Please note that everything said above is from my observations on how the devkitPro's GBA stuff used to work when the GBA was out, and may not be indicative of how the compilers work now, also I sometimes sprout a load of garbage so some garbage may be in there as well, I've already been told once by WinterMute that something I've said on the forums is wrong and he needs to correct it, but he never said what it was, or where it was...

[Dark Dude]

dmaCopy's second parameter is a void pointer... but bgGetGfxPtr() returns a pointer to an unsigned short (u16*). I would gather that pointer arithmetic used on the return value would make it move 32*sizeof(u16), so 64 bytes.

OIC, yeah, that sounds correct.

There is no native 16 bit tiled format, I'm afraid. 16 bit Extended Rotation backgrounds are direct bitmaps and have only map data and no tiles. If you wanted to do tiles... you'd have to write the code yourself. I suppose the tiles would have to be just stored in main memory, and you could DMA a tile at a time (yuck) to create the background. Sounds messy but feasible.

Damn, so if I use Text, I essentially have to use the single 256 color palette for the entire screen? Drat. Although I guess 256 colors isn't that bad >_>

And in terms of Extrot backgrounds, they have only map data? How does that work? o_O

[Sylus101]

Well, you could surely do some kind of 16 bit tiled system... it would just take more manual coding of the system.

Ex-Rot backgrounds from that spec page (gbatek):

Of which, the "Extended" modes are sub-selected by BGxCNT bits:

BGxCNT.Bit7 BGxCNT.Bit2 Extended Affine Mode Selection
0 CharBaseLsb rot/scal with 16bit bgmap entries (Text+Affine mixup)
1 0 rot/scal 256 color bitmap
1 1 rot/scal direct color bitmap

Don't worry about the control register and bits, etc... Basically, an extended rotation background can either use 256 color tiles (basically like a text type background), be a direct 256 (8 bit) color bitmap or 16 bit bitmap. The latter 2 modes use no tile data.

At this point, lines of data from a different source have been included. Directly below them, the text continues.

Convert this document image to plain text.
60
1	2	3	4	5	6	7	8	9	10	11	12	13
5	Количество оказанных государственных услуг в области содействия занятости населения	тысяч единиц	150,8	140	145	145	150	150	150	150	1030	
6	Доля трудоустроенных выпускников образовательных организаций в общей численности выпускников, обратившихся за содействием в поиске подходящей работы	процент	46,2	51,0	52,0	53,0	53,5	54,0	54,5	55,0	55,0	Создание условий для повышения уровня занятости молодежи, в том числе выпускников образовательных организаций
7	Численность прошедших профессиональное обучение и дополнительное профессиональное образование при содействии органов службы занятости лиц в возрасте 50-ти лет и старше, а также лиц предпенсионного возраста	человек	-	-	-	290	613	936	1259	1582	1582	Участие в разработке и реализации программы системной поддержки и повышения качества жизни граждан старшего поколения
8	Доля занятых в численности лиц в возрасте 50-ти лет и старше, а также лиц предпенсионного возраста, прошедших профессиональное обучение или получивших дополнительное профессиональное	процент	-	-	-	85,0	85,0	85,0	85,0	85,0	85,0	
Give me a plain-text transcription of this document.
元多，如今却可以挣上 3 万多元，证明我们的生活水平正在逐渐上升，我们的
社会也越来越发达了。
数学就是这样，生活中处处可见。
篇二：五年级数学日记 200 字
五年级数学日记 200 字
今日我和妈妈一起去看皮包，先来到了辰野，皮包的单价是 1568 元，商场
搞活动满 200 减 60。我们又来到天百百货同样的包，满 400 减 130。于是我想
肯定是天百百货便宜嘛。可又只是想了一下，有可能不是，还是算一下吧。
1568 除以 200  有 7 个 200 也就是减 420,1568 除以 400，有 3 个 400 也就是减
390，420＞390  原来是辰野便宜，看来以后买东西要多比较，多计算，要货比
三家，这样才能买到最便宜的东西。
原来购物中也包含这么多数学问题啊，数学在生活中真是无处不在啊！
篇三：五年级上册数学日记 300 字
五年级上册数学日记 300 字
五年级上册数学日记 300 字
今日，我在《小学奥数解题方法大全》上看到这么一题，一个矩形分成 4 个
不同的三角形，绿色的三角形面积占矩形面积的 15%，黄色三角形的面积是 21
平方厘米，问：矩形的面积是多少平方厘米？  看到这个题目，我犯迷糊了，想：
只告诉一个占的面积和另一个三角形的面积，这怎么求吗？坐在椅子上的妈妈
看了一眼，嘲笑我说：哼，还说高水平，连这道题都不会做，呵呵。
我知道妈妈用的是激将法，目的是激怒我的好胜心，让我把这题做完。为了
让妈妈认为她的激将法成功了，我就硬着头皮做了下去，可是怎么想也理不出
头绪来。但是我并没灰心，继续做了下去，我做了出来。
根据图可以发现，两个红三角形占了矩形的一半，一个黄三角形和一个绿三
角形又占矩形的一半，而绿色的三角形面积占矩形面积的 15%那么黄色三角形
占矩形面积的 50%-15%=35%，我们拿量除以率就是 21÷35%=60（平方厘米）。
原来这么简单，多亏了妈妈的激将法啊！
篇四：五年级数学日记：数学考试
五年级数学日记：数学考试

With 8bit bitmap mode, the map is made up of 8 bit index entries from a 16 bit palette. With 16 bit bitmaps, the map is made up of direct 16 bit color values. When you initialize these types of backgrounds, the tilebase value is ignored and the mapbase uses a 16KB offset into memory instead of the 2KB offset used with tiled modes.

It's important to note, that a the pixel colors on a 16 bit background are 15 bit color and the 16th bit is an alpha value. If set (equal to 1) the color is shown. If not the color is not shown at all.